If there’s a shared weakness to the pair of sound installations, it’s that audio works require a degree of quiet solitude that a busy public tourist site cannot provide. Even on a less crowded preview day, the works’ impact was muffled.

That may be a simple function of one of the more astounding facts of Ai’s otherwise indelible achievement here: Because of his own shackling by Chinese authorities, he has never set foot on Alcatraz.


Everything was, instead, designed and executed through photographs, research documents, videos, maps, plans, Skype conferences and scores of assistants, many of whom traveled from Beijing to San Francisco as Ai’s surrogate eyes and ears. There’s finally something lovely about the mix of independent determination and mutual need.

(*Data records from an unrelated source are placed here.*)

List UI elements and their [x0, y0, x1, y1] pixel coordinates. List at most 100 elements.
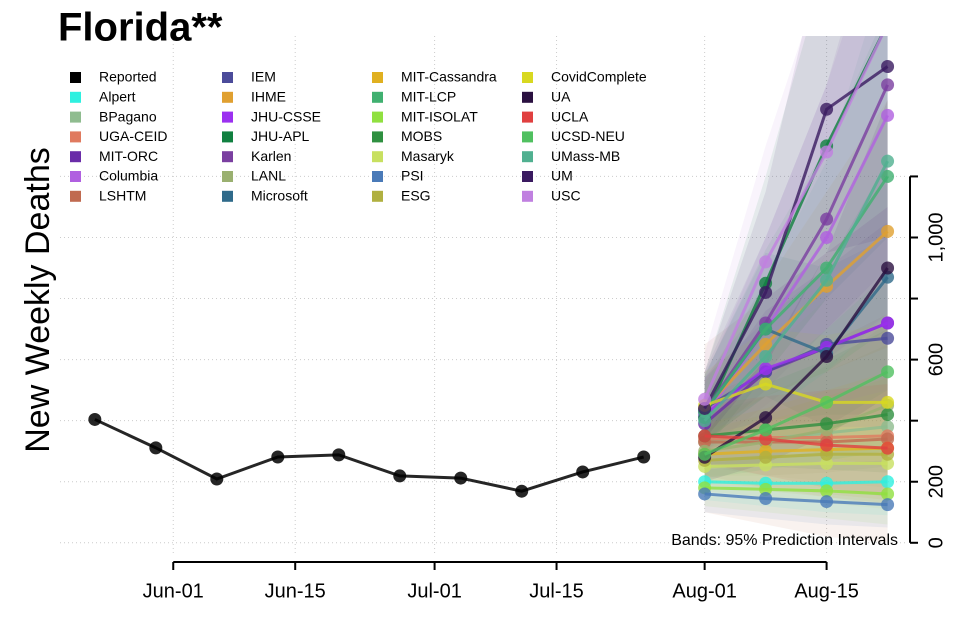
legend-swatch: [372, 91, 383, 103]
forecast-point: [759, 322, 773, 336]
forecast-point: [881, 316, 895, 330]
forecast-point: [881, 108, 895, 122]
forecast-point: [698, 392, 712, 406]
legend-label: MIT-Cassandra: [401, 69, 497, 85]
reported-point: [637, 450, 651, 464]
forecast-point: [881, 365, 895, 379]
legend-label: MIT-LCP: [401, 89, 456, 105]
forecast-point: [759, 432, 773, 446]
forecast-point: [698, 429, 712, 443]
legend-label: MOBS: [401, 128, 442, 144]
forecast-point: [759, 350, 773, 364]
legend-label: MIT-ORC: [99, 148, 158, 164]
reported-point: [271, 450, 285, 464]
legend-swatch: [70, 151, 81, 163]
x-tick-label: Jul-01: [407, 580, 461, 602]
legend-label: UMass-MB: [551, 148, 620, 164]
forecast-point: [881, 456, 895, 470]
axes: 0 200 600 1,000 Jun-01 Jun-15 Jul-01 Jul-15 Aug-…: [143, 175, 947, 602]
legend-swatch: [70, 131, 81, 143]
forecast-point: [881, 169, 895, 183]
forecast-point: [881, 441, 895, 455]
forecast-point: [881, 331, 895, 345]
forecast-point: [881, 487, 895, 501]
forecast-line: [704, 370, 889, 456]
forecast-line: [703, 230, 889, 410]
forecast-point: [759, 377, 773, 391]
forecast-line: [703, 84, 889, 413]
legend-swatch: [372, 171, 383, 182]
forecast-line: [704, 382, 888, 407]
forecast-point: [820, 447, 834, 461]
legend-swatch: [222, 91, 233, 103]
legend-label: UCLA: [551, 108, 589, 124]
x-tick-label: Jun-15: [265, 580, 326, 602]
legend-swatch: [372, 131, 383, 143]
legend-swatch: [222, 111, 233, 123]
forecast-line: [703, 36, 884, 400]
prediction-band: [704, 435, 888, 516]
legend-label: JHU-CSSE: [251, 108, 321, 124]
forecast-line: [704, 452, 888, 462]
forecast-point: [759, 285, 773, 299]
forecast-line: [704, 404, 889, 453]
forecast-point: [820, 417, 834, 431]
forecast-point: [881, 17, 894, 30]
reported-point: [393, 469, 407, 483]
reported-line: [94, 418, 645, 493]
reported-point: [210, 472, 224, 486]
forecast-point: [881, 475, 895, 489]
forecast-line: [704, 486, 888, 496]
forecast-line: [704, 413, 888, 438]
legend-label: IEM: [251, 69, 276, 85]
legend-label: ESG: [401, 188, 431, 204]
legend-label: PSI: [401, 168, 424, 184]
forecast-point: [820, 456, 834, 470]
reported-point: [149, 441, 163, 455]
forecast-point: [820, 273, 834, 287]
plot-area: [88, 17, 895, 543]
reported-point: [576, 465, 590, 479]
legend-swatch: [222, 171, 233, 182]
forecast-point: [820, 495, 834, 509]
forecast-point: [820, 350, 834, 364]
forecast-point: [759, 450, 773, 464]
forecast-point: [881, 60, 895, 74]
legend-label: UCSD-NEU: [551, 128, 625, 144]
forecast-point: [881, 78, 895, 92]
prediction-band: [704, 460, 888, 528]
legend-swatch: [222, 190, 233, 202]
reported-point: [88, 412, 102, 426]
legend-swatch: [522, 131, 533, 143]
legend-swatch: [372, 151, 383, 163]
forecast-point: [820, 145, 834, 159]
legend-label: MIT-ISOLAT: [401, 108, 478, 124]
forecast-point: [881, 498, 895, 512]
legend-swatch: [522, 190, 533, 202]
forecast-line: [703, 114, 889, 419]
forecast-point: [759, 423, 773, 437]
forecast-point: [820, 438, 834, 452]
forecast-line: [703, 160, 889, 422]
prediction-band: [704, 36, 888, 443]
legend-swatch: [522, 151, 533, 163]
legend-swatch: [372, 72, 383, 83]
legend-label: JHU-APL: [251, 128, 310, 144]
forecast-point: [820, 395, 834, 409]
y-tick-label: 0: [925, 537, 947, 548]
legend-label: UA: [551, 89, 571, 105]
y-tick-label: 1,000: [925, 212, 947, 262]
prediction-band: [704, 36, 888, 436]
forecast-point: [881, 420, 895, 434]
legend-label: Masaryk: [401, 148, 455, 164]
forecast-point: [820, 102, 834, 116]
legend-label: CovidComplete: [551, 69, 647, 85]
legend-swatch: [522, 111, 533, 123]
legend-swatch: [222, 151, 233, 163]
legend-label: Reported: [99, 69, 157, 85]
forecast-point: [881, 432, 895, 446]
forecast-point: [759, 411, 773, 425]
legend-swatch: [70, 171, 81, 182]
forecast-point: [698, 414, 712, 428]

At the site, the grim, hulking reality of the prison stands in starkest contrast to the wide-open natural beauty of the surroundings. Exit any building where Ai’s carefully conceived and physically constrained birds, flowers and human voices reside, and you’re immediately struck by the gorgeous open sea, sky and hillsides rising across the bay.

That opposition is critical to the exhibition’s success, as Ai surely knew. One can only wonder what this exceptional artist might have done had he been there to see it.

Twitter: @KnightLAT


‘@ Large: Ai Weiwei on Alcatraz’

Where: Alcatraz Island, San Francisco Bay

When: Sept. 27-April 26

Tickets: Free with purchase of Alcatraz Cruises tickets to the island: Adults and children ages 12 and older $30; children ages 5 to 11, $18.25; seniors 62 and older, $28.25; family (two adults and two children), $90.25; children 4 and younger, free.